Penn State's Joe Paterno announced Wednesday that he'll retire at the end of this football season, after nearly half a century of coaching.
Pressure was mounting for the 84-year-old coaching legend to step down after his former defensive coordinator Jerry Sandusky was accused of sexually abusing young boys for more than 15 years.
Over the weekend, officials charged Sandusky with molesting eight young boys between 1994 and 2009, with at least one encounter allegedly on the Penn State campus.
The allegations have already forced the resignation of two top officials at the school.
Paterno has not been charged with a crime and isn't a target of the investigation.

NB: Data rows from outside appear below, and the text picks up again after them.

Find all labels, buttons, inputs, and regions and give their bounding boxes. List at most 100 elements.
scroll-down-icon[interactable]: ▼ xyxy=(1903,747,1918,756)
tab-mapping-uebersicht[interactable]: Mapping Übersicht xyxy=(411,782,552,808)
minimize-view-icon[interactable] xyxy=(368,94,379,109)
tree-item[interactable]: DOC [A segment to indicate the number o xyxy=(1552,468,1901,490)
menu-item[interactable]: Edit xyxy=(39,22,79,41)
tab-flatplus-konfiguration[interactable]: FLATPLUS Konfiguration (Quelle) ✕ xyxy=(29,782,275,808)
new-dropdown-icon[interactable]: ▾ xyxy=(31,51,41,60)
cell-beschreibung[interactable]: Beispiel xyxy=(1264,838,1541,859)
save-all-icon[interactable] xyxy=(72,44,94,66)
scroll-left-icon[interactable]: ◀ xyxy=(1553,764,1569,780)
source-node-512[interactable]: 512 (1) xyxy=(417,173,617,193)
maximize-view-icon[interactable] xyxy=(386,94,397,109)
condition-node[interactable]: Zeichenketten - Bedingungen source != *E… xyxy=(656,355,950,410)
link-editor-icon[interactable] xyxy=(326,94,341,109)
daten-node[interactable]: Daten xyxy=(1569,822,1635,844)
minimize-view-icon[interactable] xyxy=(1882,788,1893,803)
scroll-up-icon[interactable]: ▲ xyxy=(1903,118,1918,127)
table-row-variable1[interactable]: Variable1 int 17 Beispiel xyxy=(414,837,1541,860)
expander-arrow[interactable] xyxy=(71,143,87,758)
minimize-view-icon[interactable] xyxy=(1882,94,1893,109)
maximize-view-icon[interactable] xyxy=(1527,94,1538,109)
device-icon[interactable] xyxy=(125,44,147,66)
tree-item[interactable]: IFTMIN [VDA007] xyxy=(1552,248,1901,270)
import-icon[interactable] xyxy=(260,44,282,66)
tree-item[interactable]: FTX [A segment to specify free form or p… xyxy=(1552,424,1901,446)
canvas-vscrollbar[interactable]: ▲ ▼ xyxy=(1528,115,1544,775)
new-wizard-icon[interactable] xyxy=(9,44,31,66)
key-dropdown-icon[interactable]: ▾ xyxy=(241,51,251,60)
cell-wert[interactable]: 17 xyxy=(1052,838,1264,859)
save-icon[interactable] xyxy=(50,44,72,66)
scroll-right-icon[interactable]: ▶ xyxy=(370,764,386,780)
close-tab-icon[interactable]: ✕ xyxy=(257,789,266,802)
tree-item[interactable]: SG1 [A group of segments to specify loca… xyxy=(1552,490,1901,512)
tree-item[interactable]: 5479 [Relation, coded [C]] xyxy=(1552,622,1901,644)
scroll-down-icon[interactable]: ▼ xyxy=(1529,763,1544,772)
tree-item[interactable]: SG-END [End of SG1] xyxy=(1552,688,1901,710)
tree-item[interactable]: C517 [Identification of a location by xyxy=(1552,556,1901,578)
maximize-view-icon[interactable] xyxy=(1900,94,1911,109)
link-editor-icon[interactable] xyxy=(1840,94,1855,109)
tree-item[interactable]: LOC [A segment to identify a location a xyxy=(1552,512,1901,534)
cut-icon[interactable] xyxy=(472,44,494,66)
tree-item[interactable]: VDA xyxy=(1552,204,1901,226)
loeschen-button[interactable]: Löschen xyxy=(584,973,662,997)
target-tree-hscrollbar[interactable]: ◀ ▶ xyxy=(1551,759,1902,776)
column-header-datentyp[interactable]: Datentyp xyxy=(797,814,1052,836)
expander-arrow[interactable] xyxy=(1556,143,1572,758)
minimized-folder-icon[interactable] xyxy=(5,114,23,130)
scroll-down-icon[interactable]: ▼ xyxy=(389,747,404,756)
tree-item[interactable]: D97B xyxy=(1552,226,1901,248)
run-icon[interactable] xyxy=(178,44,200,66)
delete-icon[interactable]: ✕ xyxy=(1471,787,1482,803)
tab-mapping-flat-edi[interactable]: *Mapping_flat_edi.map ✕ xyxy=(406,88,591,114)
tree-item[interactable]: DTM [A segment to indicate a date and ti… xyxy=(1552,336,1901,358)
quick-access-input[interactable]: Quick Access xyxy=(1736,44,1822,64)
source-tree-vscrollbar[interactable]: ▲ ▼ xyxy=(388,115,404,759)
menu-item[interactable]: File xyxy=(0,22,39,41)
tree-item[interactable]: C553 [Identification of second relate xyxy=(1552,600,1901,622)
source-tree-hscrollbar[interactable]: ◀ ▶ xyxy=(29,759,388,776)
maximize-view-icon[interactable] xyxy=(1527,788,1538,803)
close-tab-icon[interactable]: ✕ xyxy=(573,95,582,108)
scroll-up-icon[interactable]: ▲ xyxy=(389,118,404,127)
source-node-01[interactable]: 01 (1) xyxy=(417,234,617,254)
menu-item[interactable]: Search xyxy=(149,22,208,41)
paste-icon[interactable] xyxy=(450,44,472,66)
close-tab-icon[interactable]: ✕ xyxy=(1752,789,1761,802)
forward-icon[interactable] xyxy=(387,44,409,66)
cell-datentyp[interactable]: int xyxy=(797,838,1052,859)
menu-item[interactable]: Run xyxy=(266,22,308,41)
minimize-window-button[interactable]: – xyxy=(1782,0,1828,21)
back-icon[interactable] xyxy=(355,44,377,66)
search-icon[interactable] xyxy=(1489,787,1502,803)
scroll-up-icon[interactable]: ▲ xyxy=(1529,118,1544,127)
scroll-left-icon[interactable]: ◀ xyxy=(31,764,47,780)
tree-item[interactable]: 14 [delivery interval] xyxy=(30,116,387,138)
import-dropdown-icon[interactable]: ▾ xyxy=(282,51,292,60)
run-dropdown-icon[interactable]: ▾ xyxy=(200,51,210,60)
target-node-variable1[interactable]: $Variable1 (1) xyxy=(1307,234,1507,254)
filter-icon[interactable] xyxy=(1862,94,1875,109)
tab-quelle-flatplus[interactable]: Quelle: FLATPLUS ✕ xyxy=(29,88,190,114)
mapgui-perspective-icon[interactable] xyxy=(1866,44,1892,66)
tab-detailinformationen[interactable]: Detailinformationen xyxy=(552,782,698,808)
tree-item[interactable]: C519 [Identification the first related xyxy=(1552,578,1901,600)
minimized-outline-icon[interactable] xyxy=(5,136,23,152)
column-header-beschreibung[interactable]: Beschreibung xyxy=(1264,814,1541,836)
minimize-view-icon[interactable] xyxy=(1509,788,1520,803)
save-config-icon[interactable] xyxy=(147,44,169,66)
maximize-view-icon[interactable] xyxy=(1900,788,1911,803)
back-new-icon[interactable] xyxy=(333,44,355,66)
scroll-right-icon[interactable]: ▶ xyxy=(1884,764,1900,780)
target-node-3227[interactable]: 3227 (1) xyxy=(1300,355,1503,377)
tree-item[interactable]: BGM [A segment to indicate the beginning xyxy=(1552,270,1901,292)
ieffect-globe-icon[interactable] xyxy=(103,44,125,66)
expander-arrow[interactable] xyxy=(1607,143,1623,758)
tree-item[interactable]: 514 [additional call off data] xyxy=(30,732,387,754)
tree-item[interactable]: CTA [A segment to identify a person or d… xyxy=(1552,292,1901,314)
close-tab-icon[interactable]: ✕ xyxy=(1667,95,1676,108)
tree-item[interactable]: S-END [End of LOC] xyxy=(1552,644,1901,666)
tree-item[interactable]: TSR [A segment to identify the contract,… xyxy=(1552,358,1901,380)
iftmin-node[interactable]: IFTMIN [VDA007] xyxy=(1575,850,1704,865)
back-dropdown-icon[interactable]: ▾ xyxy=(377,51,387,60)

But officials said a gradate assistant told Paterno about an improper act witnessed between Sandusky and a child -- and it wasn't reported to the police.
Paterno said the focus shouldn't be on the collapse of his dynasty, but on the kids affected -- some of whom are now adults.
"There's been some criticism of the way we've handled some of the poor victims," Paterno said. "We're going to start praying for the kids who got involved with some of the problems we've been talking about."
The scandal has created shock and sadness in the sports community.
Emotions got the better of ESPN analyst Matt Millen, who is a Penn State graduate.
"This is disturbing," he said, holding back tears.
Millen also sits on the board of Second Mile, a charity founded by Sandusky to help at-risk children.
"This is more than a football legacy. This is about people," Millen added. "And if we can't protect our kids, we as a society are pathetic."
Many Penn State students have rallied around Coach Paterno, cheering him on at his home.
He'll be on the sidelines for his last home game Nov. 12 against Nebraska, while Sandusky prepares for his day in court.